Optima 777, which owns a stake in a Westin Hotel in Cleveland, received between $2 million and $5 million from the Small Business Administration funds to help retain 240 employees, according to the disclosure, which lists loan sizes in ranges rather than precise amounts.
The address listed for the Optima 777 loan matches that of the Sage Hospitality Group of Denver, which partnered with Optima nearly a decade ago to purchase and refurbish what is now the Westin, according to the Delaware lawsuit.
Sage Hospitality, which manages hotels across the U.S., also received $2 million to $5 million in forgivable loans to retain 150 jobs, according to the disclosures.

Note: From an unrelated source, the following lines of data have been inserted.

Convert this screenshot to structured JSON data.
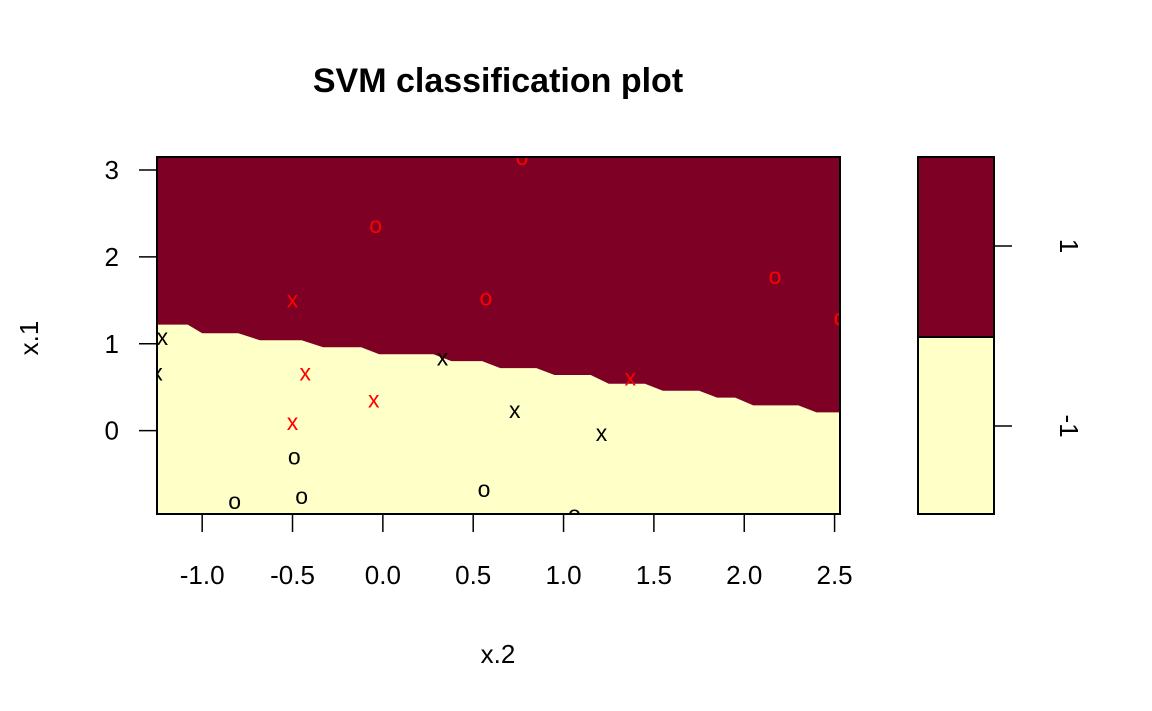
{
  "chart_data": {
    "type": "scatter",
    "title": "SVM classification plot",
    "xlabel": "x.2",
    "ylabel": "x.1",
    "xlim": [
      -1.25,
      2.53
    ],
    "ylim": [
      -0.96,
      3.15
    ],
    "x_ticks": [
      -1.0,
      -0.5,
      0.0,
      0.5,
      1.0,
      1.5,
      2.0,
      2.5
    ],
    "x_tick_labels": [
      "-1.0",
      "-0.5",
      "0.0",
      "0.5",
      "1.0",
      "1.5",
      "2.0",
      "2.5"
    ],
    "y_ticks": [
      0,
      1,
      2,
      3
    ],
    "y_tick_labels": [
      "0",
      "1",
      "2",
      "3"
    ],
    "grid": false,
    "region_colors": {
      "1": "#7f0025",
      "-1": "#ffffc8"
    },
    "decision_boundary": [
      [
        -1.25,
        1.22
      ],
      [
        -1.08,
        1.22
      ],
      [
        -1.0,
        1.12
      ],
      [
        -0.8,
        1.12
      ],
      [
        -0.68,
        1.04
      ],
      [
        -0.45,
        1.04
      ],
      [
        -0.33,
        0.96
      ],
      [
        -0.12,
        0.96
      ],
      [
        -0.02,
        0.88
      ],
      [
        0.28,
        0.88
      ],
      [
        0.38,
        0.8
      ],
      [
        0.55,
        0.8
      ],
      [
        0.65,
        0.72
      ],
      [
        0.85,
        0.72
      ],
      [
        0.95,
        0.64
      ],
      [
        1.15,
        0.64
      ],
      [
        1.25,
        0.54
      ],
      [
        1.45,
        0.54
      ],
      [
        1.55,
        0.46
      ],
      [
        1.75,
        0.46
      ],
      [
        1.85,
        0.38
      ],
      [
        1.95,
        0.38
      ],
      [
        2.05,
        0.29
      ],
      [
        2.3,
        0.29
      ],
      [
        2.4,
        0.21
      ],
      [
        2.53,
        0.21
      ]
    ],
    "points": [
      {
        "x": 0.77,
        "y": 3.15,
        "label": "o",
        "color": "#ff0000"
      },
      {
        "x": -0.04,
        "y": 2.37,
        "label": "o",
        "color": "#ff0000"
      },
      {
        "x": -0.5,
        "y": 1.51,
        "label": "x",
        "color": "#ff0000"
      },
      {
        "x": 0.57,
        "y": 1.53,
        "label": "o",
        "color": "#ff0000"
      },
      {
        "x": 2.17,
        "y": 1.78,
        "label": "o",
        "color": "#ff0000"
      },
      {
        "x": 2.53,
        "y": 1.3,
        "label": "o",
        "color": "#ff0000"
      },
      {
        "x": -1.22,
        "y": 1.08,
        "label": "x",
        "color": "#000000"
      },
      {
        "x": -1.25,
        "y": 0.67,
        "label": "x",
        "color": "#000000"
      },
      {
        "x": 0.33,
        "y": 0.84,
        "label": "x",
        "color": "#000000"
      },
      {
        "x": -0.43,
        "y": 0.67,
        "label": "x",
        "color": "#ff0000"
      },
      {
        "x": -0.05,
        "y": 0.36,
        "label": "x",
        "color": "#ff0000"
      },
      {
        "x": 1.37,
        "y": 0.61,
        "label": "x",
        "color": "#ff0000"
      },
      {
        "x": -0.5,
        "y": 0.1,
        "label": "x",
        "color": "#ff0000"
      },
      {
        "x": 0.73,
        "y": 0.24,
        "label": "x",
        "color": "#000000"
      },
      {
        "x": 1.21,
        "y": -0.03,
        "label": "x",
        "color": "#000000"
      },
      {
        "x": -0.49,
        "y": -0.3,
        "label": "o",
        "color": "#000000"
      },
      {
        "x": -0.45,
        "y": -0.75,
        "label": "o",
        "color": "#000000"
      },
      {
        "x": -0.82,
        "y": -0.81,
        "label": "o",
        "color": "#000000"
      },
      {
        "x": 0.56,
        "y": -0.67,
        "label": "o",
        "color": "#000000"
      },
      {
        "x": 1.06,
        "y": -0.96,
        "label": "o",
        "color": "#000000"
      }
    ],
    "legend": {
      "placement": "right",
      "levels": [
        {
          "label": "1",
          "color": "#7f0025"
        },
        {
          "label": "-1",
          "color": "#ffffc8"
        }
      ]
    }
  }
}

A spokeswoman for Sage Hospitality declined to say what, if any, stake Sage has in Optima 777. “A Sage affiliate has a small equity interest in the Westin Cleveland and an affiliate of Sage Hotel Management is the operator of the hotel,” she wrote.
Optima 777 didn’t immediately respond for requests for comment placed through Sage and a number listed for the firm at the Cleveland Westin.
According to the Delaware suit, filed by Privatbank’s new owners, Kolomoisky and a Ukrainian associate diverted hundreds of millions of dollars into commercial real estate and the metals industry in the U.S. The FBI, along with the U.S. attorney’s office in Cleveland, have also been investigating Kolomoisky and the allegations about money being looted from the bank while he was an owner, people familiar with the matter have said.